Nah, terkadang sesuatu itu haram bagi kita namun halal bagi mereka. Sepele bagi kita namun sangat mewah bagi mereka.

Sebelum covid, sering teman-teman anak saya yang tinggal di panti asuhan main-main kerumah selepas sekolah. Tiap jumat tak minta datang sekedar makan atau bikin kacang ijo. Karena itu saja sangat mewah bagi mereka. Dikasih Rp 5 ribu saja sudah bikin mereka gembira luar biasa, karena bisa beli jajan di mini market. Bagi mereka mini market itu sesuatu yang mewah, belum tentu setahun sekali mereka bisa masuk.

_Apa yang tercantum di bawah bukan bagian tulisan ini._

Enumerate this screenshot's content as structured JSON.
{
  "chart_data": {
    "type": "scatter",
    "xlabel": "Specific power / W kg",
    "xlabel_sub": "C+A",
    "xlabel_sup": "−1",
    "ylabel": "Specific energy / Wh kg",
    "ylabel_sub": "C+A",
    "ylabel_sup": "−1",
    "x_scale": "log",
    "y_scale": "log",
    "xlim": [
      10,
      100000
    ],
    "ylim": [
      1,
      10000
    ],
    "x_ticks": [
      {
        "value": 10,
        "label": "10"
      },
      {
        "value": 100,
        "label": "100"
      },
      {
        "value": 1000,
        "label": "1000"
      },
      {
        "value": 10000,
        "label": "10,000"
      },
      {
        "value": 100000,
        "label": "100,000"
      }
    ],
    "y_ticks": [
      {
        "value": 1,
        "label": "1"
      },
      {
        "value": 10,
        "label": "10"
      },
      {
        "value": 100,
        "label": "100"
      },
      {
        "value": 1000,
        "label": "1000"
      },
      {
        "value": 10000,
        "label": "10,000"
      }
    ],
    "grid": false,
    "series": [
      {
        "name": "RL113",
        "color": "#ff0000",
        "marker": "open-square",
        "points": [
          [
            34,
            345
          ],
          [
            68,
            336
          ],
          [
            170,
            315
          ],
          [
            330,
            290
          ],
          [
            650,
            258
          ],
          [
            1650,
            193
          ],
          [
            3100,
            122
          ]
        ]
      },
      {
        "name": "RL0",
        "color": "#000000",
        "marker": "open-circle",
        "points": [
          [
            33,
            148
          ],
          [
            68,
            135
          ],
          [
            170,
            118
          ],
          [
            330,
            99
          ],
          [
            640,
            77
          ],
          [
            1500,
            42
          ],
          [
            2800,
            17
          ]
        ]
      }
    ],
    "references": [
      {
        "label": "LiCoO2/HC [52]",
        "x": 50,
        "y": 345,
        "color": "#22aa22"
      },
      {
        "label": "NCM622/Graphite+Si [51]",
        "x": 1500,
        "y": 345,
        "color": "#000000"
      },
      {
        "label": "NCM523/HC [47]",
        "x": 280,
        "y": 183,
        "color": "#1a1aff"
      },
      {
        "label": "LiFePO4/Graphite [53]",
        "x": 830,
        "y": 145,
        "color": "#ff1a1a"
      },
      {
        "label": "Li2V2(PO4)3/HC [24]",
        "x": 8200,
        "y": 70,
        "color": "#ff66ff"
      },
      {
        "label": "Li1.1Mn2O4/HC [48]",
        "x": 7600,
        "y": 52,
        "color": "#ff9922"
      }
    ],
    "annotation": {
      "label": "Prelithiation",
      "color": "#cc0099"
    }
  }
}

Ada yang bilang ke anak saya, “Mbak, saya ikut manggil ayah ke ayahnya mbak boleh kah?” Hati saya kaya ketusuk mendengarnya. Karena banyak mereka yang gak punya orang tua, atau bahkan dibuang oleh keluarganya.

Pulang sekolah lihat teman-temannya dijemput orang tua, mereka cuma bisa melihat saja. Mungkin rindu keluarga, ingin merasakan pelukan orang tua.

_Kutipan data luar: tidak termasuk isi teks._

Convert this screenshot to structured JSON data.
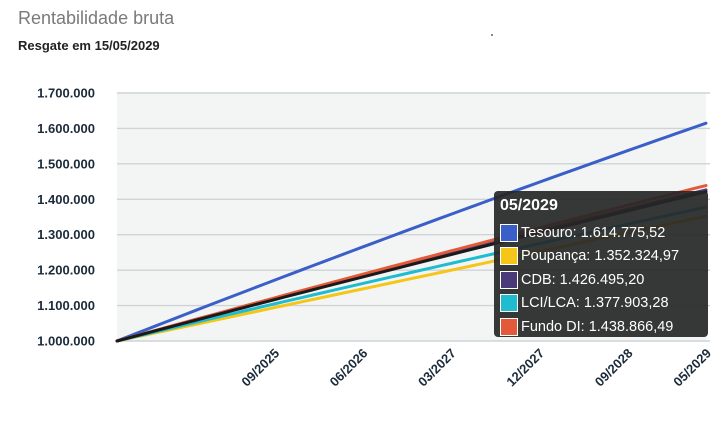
{
  "header": {
    "title": "Rentabilidade bruta",
    "subtitle": "Resgate em 15/05/2029"
  },
  "chart_data": {
    "type": "line",
    "title": "Rentabilidade bruta",
    "subtitle": "Resgate em 15/05/2029",
    "xlabel": "",
    "ylabel": "",
    "x_start": "05/2024",
    "x_end": "05/2029",
    "xticks": [
      "09/2025",
      "06/2026",
      "03/2027",
      "12/2027",
      "09/2028",
      "05/2029"
    ],
    "yticks": [
      "1.000.000",
      "1.100.000",
      "1.200.000",
      "1.300.000",
      "1.400.000",
      "1.500.000",
      "1.600.000",
      "1.700.000"
    ],
    "ylim": [
      1000000,
      1700000
    ],
    "grid": true,
    "plot_background": "#f3f5f5",
    "series": [
      {
        "name": "Tesouro",
        "color": "#3a5fc8",
        "start": 1000000,
        "end": 1614775.52,
        "curvature": 0.06
      },
      {
        "name": "Poupança",
        "color": "#f5c518",
        "start": 1000000,
        "end": 1352324.97,
        "curvature": 0.0
      },
      {
        "name": "CDB",
        "color": "#4b3a78",
        "start": 1000000,
        "end": 1426495.2,
        "curvature": 0.05
      },
      {
        "name": "LCI/LCA",
        "color": "#1fbcd0",
        "start": 1000000,
        "end": 1377903.28,
        "curvature": 0.05
      },
      {
        "name": "Fundo DI",
        "color": "#e25a3a",
        "start": 1000000,
        "end": 1438866.49,
        "curvature": 0.05
      },
      {
        "name": "",
        "color": "#1a1a1a",
        "start": 1000000,
        "end": 1421000,
        "curvature": 0.05
      }
    ],
    "tooltip": {
      "date": "05/2029",
      "rows": [
        {
          "label": "Tesouro: 1.614.775,52",
          "color": "#3a5fc8"
        },
        {
          "label": "Poupança: 1.352.324,97",
          "color": "#f5c518"
        },
        {
          "label": "CDB: 1.426.495,20",
          "color": "#4b3a78"
        },
        {
          "label": "LCI/LCA: 1.377.903,28",
          "color": "#1fbcd0"
        },
        {
          "label": "Fundo DI: 1.438.866,49",
          "color": "#e25a3a"
        }
      ]
    }
  }
}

Ada yang bilang ke saya, “Om, libur puasa saya boleh pulang ke sini nggak? Saya pengen hari raya disini.”

Sayangnya karena musim covid semua di karantina. Kadang kangen juga dengan celoteh mereka. Walopun kadang jengkelin. Dibiarin bikin kopi sendiri, eh, gula dan bubuknya lebih stengah gelas. Dah gitu karena gak enak, dibiarin kopiku mubazir.

Kita yang hidup enak dan mapan seringkali mengeluh merasa susah. Padahal penderitaan kita itu nggak ada apa-apanya dibanding mereka. Dan selayaknya kitalah yang memberikan kebahagiaan pada mereka.

‏يأتي أنيس في قبرك يؤنس وحدتك فتقول له من أنت، فيقول أنا السرور الذي ادخلته علي فلان

“Kelak akan hadir seorang teman yang menghibur saat engkau sendirian dalam kubur, lalu kau bertanya: Siapa sebetulnya anda? Aku adalah kebahagiaan yang dulu engkau masukkan ke dalam hati seseorang.”

Semoga kita bisa senantiasa membahagiakan orang lain.